Don Pietro rimirò stupefatto il nuovo refettorio. I lavori erano finiti e la grande sala era splendida. Tutta bianca, pulita e lucida. I suoi senzatetto stavano portando dentro i tavoli e le sedie. C’era un frastuono di voci, risate, mobili spostati e allegria.
Il professore e il vecchio Dimitri, ancora mezzi bendati, controllavano il traffico dell’arredamento, seduti accanto alla porta. Ai loro piedi, in un cestino sonnecchiava Picchio.
«Ma come hanno fatto a finire in poche ore, mentre io non c’ero?» si chiese don Pietro.
«Quando il gatto non c’è i topi ballano» borbottò il professore.
«Che vorreste dire?»
Niente, prete, solo che sei un po’ invadente, sbadigliò il cane, e quando non ci sei tu qui gira tutto più velocemente.
«Non essere maleducato» lo rimproverò il professore.
Don Pietro trasecolava. «Anche maleducato mi devo sentir dire. E che altro?»
«La vuole sapere tutta?» disse Dimitri. «Lei mette ansia a noi. Troppo esagerato. Se volere fare paragone, lei piccolo Hitler. Noi barboni molto intimiditi e fare errori. Quando lei via, noi molto svegli.»

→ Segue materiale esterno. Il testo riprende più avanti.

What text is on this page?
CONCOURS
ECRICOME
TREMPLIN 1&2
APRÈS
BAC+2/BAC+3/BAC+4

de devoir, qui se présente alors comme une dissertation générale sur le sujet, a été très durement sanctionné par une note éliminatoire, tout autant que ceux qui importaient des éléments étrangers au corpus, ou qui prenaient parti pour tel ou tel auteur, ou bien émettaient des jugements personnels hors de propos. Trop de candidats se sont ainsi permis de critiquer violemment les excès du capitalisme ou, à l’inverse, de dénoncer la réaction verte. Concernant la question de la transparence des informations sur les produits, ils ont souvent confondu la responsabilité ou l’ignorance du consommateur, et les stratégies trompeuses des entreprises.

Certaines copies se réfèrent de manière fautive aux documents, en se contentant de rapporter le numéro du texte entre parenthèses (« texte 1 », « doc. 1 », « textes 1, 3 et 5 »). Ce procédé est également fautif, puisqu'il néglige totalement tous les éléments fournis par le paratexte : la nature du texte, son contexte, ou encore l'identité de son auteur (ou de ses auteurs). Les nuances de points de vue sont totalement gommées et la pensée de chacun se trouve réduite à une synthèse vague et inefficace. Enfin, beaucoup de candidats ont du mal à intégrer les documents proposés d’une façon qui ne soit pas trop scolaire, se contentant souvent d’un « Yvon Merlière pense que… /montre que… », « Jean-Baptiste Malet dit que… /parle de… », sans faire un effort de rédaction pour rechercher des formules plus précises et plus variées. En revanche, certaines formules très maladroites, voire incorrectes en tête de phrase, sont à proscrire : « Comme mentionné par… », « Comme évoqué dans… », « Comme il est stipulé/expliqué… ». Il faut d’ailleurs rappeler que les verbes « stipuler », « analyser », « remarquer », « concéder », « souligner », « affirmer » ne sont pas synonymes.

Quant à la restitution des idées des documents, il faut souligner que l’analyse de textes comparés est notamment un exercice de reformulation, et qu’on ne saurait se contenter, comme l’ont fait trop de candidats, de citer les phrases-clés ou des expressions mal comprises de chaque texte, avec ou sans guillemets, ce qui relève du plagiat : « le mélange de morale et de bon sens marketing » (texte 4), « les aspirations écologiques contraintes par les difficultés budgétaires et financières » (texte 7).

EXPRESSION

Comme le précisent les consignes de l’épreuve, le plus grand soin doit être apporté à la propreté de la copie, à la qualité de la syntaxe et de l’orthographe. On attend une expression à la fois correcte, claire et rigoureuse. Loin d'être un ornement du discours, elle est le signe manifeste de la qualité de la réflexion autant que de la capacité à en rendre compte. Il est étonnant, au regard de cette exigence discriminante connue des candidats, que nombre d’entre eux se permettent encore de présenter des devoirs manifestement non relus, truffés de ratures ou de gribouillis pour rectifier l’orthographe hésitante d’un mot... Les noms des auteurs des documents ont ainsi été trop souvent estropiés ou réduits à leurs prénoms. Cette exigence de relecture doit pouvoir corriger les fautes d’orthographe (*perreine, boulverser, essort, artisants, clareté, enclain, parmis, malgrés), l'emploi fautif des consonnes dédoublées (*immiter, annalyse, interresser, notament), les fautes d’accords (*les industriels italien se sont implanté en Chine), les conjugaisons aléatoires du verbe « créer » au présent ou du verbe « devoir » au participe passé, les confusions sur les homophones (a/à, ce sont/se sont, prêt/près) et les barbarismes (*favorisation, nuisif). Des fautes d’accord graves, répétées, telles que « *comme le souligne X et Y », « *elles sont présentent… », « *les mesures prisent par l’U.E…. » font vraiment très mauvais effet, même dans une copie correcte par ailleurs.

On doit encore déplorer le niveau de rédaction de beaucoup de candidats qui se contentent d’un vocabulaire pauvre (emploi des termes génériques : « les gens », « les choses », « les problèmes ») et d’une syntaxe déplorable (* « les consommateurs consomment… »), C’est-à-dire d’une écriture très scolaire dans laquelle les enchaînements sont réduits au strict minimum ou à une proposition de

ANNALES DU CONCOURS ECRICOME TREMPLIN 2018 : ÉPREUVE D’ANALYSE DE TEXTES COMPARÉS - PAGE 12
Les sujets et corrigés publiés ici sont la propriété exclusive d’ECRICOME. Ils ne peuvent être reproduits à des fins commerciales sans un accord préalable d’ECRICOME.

Don Pietro cominciò a camminare a grandi passi per la stanza, girando in tondo. Agitava le braccia e parlottava fra sé.
«Bene, molto bene, abbiamo fatto la rivolta degli schiavi, Spartacus.»
Lo lasciarono girovagare per qualche istante, tanto per farlo sfogare.
Poi il professore chiese. «E il ragazzo dov’è?»
«Smilzo è sparito, se n’è andato. Ha fatto l’eroe e poi è scomparso. Bel ringraziamento.»
«E la bambina?»
«Con la mamma, a casa, al sicuro.»
«Però almeno loro ci potevano passare a salutare» disse il professore.
«Andavano di fretta, ha detto il commissario. E con quello che hanno passato è comprensibile. E poi mica erano obbligati a venirci a salutare. Alla fin fine noi per loro siamo estranei. Non gli siamo niente a quella gente.»
I due vecchi erano delusi.
«Non lo so, ma mi sembra una cosa triste» mormorò il professore.
«Pure a me» convenne con un sospiro il vecchio Dimitri.
E anche a me, pensò don Pietro. Ma la vita è così.
Rimasero in silenzio.
Poi Dimitri guardò l’ora. «Che abbiamo per cena stasera?»
«Speriamo gli spaghetti al pomodoro» disse il professore, «che piacciono tanto anche a Smilzo e alla bambina, così ceniamo tutti insieme. Con loro.»
«Che bello» commentò l’altro vecchio, contento.
Si sono già dimenticati tutto, pensò don Pietro, sorridendo fra sé. Buona fortuna ragazzi.